I continued painting in Saudi Arabia, though at first found it difficult to obtain paint and more especially canvas. During the day I worked as a software developer, generating graphical reports for Aramco management. Home was five minutes away from work, and there was only one TV channel, which went on the air at 5:00pm and signed off at 10:00pm. We were a very nuclear family and had two cats, Allie and Joshua. We often went out into the desert, where the sand was so old it was dustlike and when it blew in the wind in the shamaliya season, there were often whiteouts, as if we were in the Arctic barrens in the wind.

Living in the desert was a purifying experience. I grew much closer to the spirit of simplicity and became very active in an underground Christian community (in which participation was a violation of Saudi Law), and began studying and practicing contemplation early in the morning and late at night. Being in close proximity to India, I was able to visit Madras (now renamed Chennai) several times and I spent time at a monastery on the banks of the Cauvery River, a holy river there, and was able to study and pray with Fr. Bede Griffiths, a Benedictine priest who had studied at Cambridge and had lived in India for decades.

In 1992 I managed to acquire a large piece of land with medieval ruins in the quiet countryside five miles north of the town of Assisi, Italy, on which stands twelfth century church ruins and a fifteenth century stone tower which I renovated. I hope someday to live there in the quiet natural setting of Umbria, but increasingly have been thinking of living in northern California.

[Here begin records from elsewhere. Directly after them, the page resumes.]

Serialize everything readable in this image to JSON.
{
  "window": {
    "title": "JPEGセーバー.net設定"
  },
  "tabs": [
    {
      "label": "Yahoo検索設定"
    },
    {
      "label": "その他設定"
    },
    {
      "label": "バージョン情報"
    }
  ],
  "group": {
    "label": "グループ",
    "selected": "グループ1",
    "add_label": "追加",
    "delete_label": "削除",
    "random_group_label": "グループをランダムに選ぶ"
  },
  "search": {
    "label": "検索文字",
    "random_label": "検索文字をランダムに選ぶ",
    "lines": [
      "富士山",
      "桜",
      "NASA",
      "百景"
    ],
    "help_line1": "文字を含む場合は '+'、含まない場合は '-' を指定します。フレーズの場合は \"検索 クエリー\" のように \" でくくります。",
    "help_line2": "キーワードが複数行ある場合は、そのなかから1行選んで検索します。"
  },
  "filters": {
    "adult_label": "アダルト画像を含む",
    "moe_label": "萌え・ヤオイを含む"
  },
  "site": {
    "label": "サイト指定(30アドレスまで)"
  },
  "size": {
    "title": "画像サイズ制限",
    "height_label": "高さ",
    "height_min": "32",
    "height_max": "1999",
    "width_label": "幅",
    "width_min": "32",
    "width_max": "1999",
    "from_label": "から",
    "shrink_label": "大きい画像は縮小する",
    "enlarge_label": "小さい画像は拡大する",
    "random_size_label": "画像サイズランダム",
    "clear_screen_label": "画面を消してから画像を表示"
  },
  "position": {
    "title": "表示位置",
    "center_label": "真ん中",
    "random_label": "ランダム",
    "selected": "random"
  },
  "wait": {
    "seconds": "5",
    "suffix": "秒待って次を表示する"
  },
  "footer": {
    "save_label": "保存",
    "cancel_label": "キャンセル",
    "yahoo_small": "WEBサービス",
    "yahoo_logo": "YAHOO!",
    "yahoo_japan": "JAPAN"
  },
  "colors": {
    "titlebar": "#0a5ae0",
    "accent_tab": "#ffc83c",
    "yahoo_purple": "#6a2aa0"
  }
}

In 2007 I began searching for a teacher with whom I could study traditional Russian icon painting (called "writing" by iconographers). After some difficulty, I discovered Vladislav Andrejev's school of iconology (http://www.prosoponschool.org/) which holds workshops in the U.S.A. (though mostly the East coast), England, Italy, and Russia.

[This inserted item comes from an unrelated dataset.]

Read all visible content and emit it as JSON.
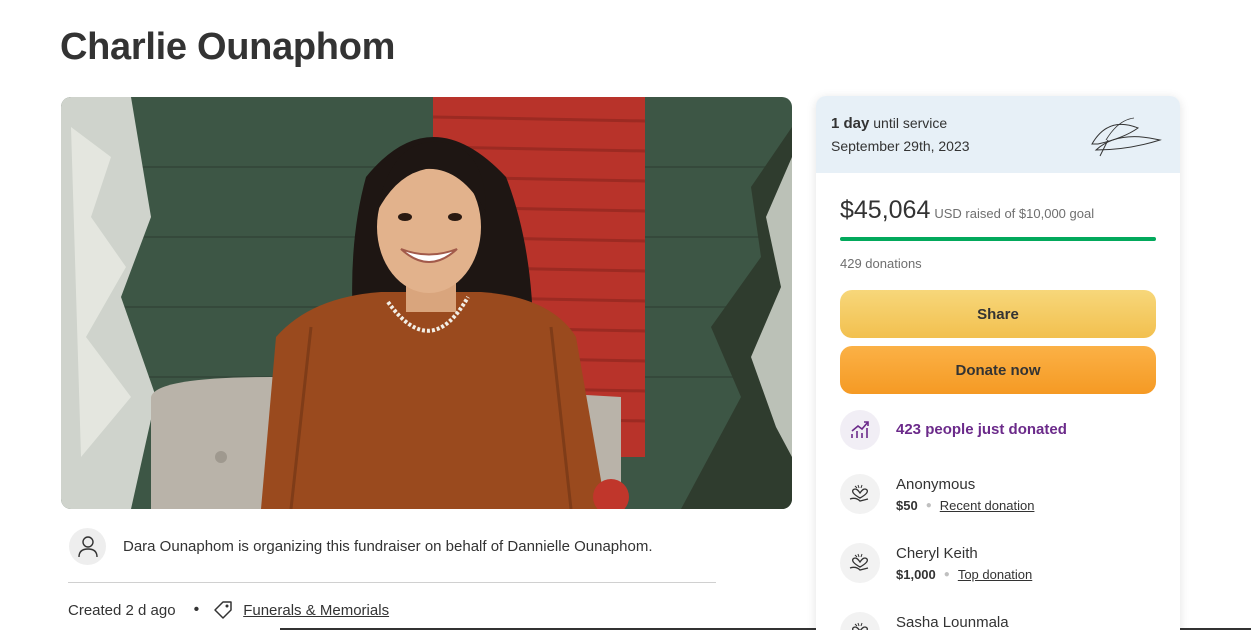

The practice of creating an icon in a state of contemplative prayer, often saying the Jesus Prayer silently, or better, maintaining ever more perfect inner silence, has been transformative in many ways. In addition, study of various writings from the Philokalia over the past decade, and the first hand experience of the rich heritage that I discovered in Russian liturgies during my travels in Russia, with the overwhelming kindness, patient love, and intelligence that I have experienced from individuals and within the Orthodox community in Russia, England, and the U.S., has led me gradually closer and closer toward Orthodoxy in general and Russian Orthodoxy in particular. I have been fortunate in having been able to visit Russia twice, in 2007 and 2011, travelling with other iconographers to Moscow, St. Petersburg, Vladimir, Rostov, Pskov, Novgorod and the Pechory Cave Monastery, and other smaller sites with medieval icons, and I am fortune in living not far from the oldest Russian orthodox cathedral in the continental United States, Holy Trinity Cathedral in San Francisco.

In recent years my painting activity has increased as well as my interior life and contemplative practice.
In 2010 I entered a PhD program in the Department of Philosophy and Religion at the California Institute of Integral Studies in San Francisco.